A Molecular Level Approach To Elucidate the Supramolecular Packing of Light-Harvesting Antenna Systems

The molecular geometry and supramolecular packing of two bichromophoric prototypic light harvesting compounds D1A2 and D2A2, consisting of two naphthylimide energy donors that were attached to the 1,7 bay positions of a perylene monoimide diester energy acceptor, have been determined by a hybrid approach using magic angle spinning NMR spectroscopy and electron nano-crystallography (ENC), followed by modelling. NMR shift constraints, combined with the P $\bar{1}$ space group obtained from ENC, were used to generate a centrosymmetric dimer of truncated perylene fragments. This racemic packing motif is used in a biased molecular replacement approach to generate a partial 3D electrostatic scattering potential map. Resolving the structure of the bay substituents is guided by the inversion symmetry, and the distance constraints obtained from heteronuclear correlation spectra.
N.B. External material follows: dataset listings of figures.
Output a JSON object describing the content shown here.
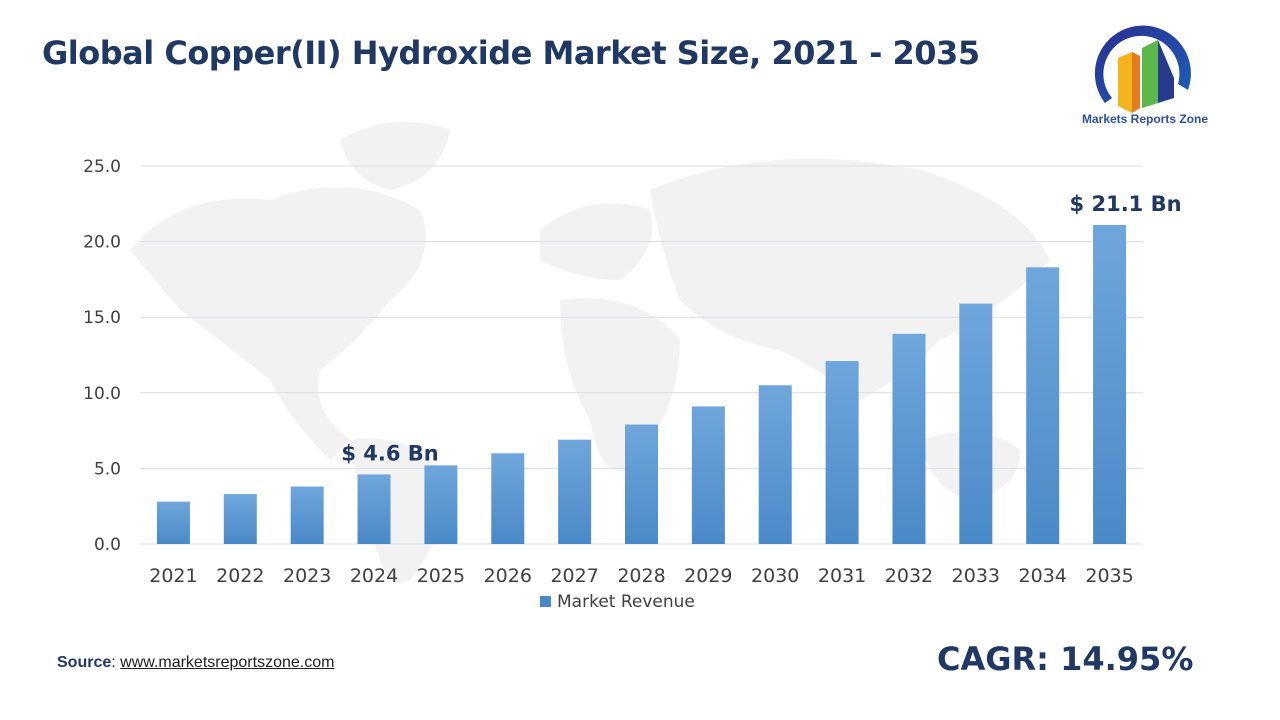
{
  "title": "Global Copper(II) Hydroxide Market Size, 2021 - 2035",
  "logo": {
    "text": "Markets Reports Zone"
  },
  "source": {
    "label": "Source",
    "separator": ": ",
    "url_text": "www.marketsreportszone.com"
  },
  "cagr": "CAGR: 14.95%",
  "chart_data": {
    "type": "bar",
    "categories": [
      "2021",
      "2022",
      "2023",
      "2024",
      "2025",
      "2026",
      "2027",
      "2028",
      "2029",
      "2030",
      "2031",
      "2032",
      "2033",
      "2034",
      "2035"
    ],
    "series": [
      {
        "name": "Market Revenue",
        "values": [
          2.8,
          3.3,
          3.8,
          4.6,
          5.2,
          6.0,
          6.9,
          7.9,
          9.1,
          10.5,
          12.1,
          13.9,
          15.9,
          18.3,
          21.1
        ]
      }
    ],
    "yticks": [
      "0.0",
      "5.0",
      "10.0",
      "15.0",
      "20.0",
      "25.0"
    ],
    "ylim": [
      0,
      25
    ],
    "grid": true,
    "legend": "bottom",
    "annotations": [
      {
        "category": "2024",
        "text": "$ 4.6 Bn"
      },
      {
        "category": "2035",
        "text": "$ 21.1 Bn"
      }
    ],
    "colors": {
      "bar_top": "#6fa6dc",
      "bar_bottom": "#4a89c8",
      "grid": "#d9dde6",
      "annotation": "#1f3864",
      "tick": "#404040"
    }
  }
}
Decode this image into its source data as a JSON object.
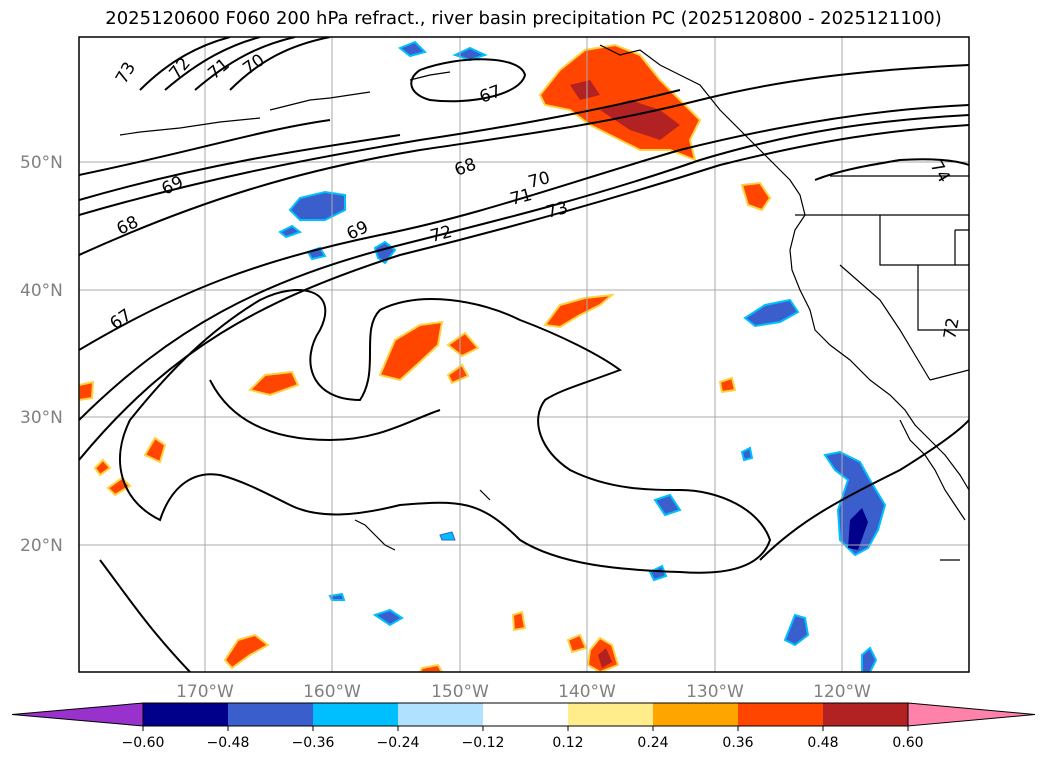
{
  "title": "2025120600 F060 200 hPa refract., river basin precipitation PC (2025120800 - 2025121100)",
  "latitude_labels": [
    "50°N",
    "40°N",
    "30°N",
    "20°N"
  ],
  "longitude_labels": [
    "170°W",
    "160°W",
    "150°W",
    "140°W",
    "130°W",
    "120°W"
  ],
  "contour_labels": [
    "73",
    "72",
    "71",
    "70",
    "67",
    "68",
    "69",
    "68",
    "69",
    "70",
    "71",
    "72",
    "73",
    "67",
    "74",
    "72"
  ],
  "colorbar": {
    "ticks": [
      "−0.60",
      "−0.48",
      "−0.36",
      "−0.24",
      "−0.12",
      "0.12",
      "0.24",
      "0.36",
      "0.48",
      "0.60"
    ],
    "colors": [
      "#9932cc",
      "#00008b",
      "#3a5fcd",
      "#00bfff",
      "#b0e2ff",
      "#ffffff",
      "#ffec8b",
      "#ffa500",
      "#ff4500",
      "#b22222",
      "#ff82ab"
    ]
  },
  "colors": {
    "contour": "#000000",
    "coast": "#000000",
    "grid": "#aaaaaa",
    "axis_label": "#808080"
  }
}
The antenna molecules form a pseudocrystalline lattice of antiparallel centrosymmetric dimers with pockets of partially disordered bay substituents. The two molecules in a unit cell form a butterfly-type arrangement. The hybrid methodology that has been developed is robust and widely applicable for critical structural underpinning of self-assembling structures of large organic molecules.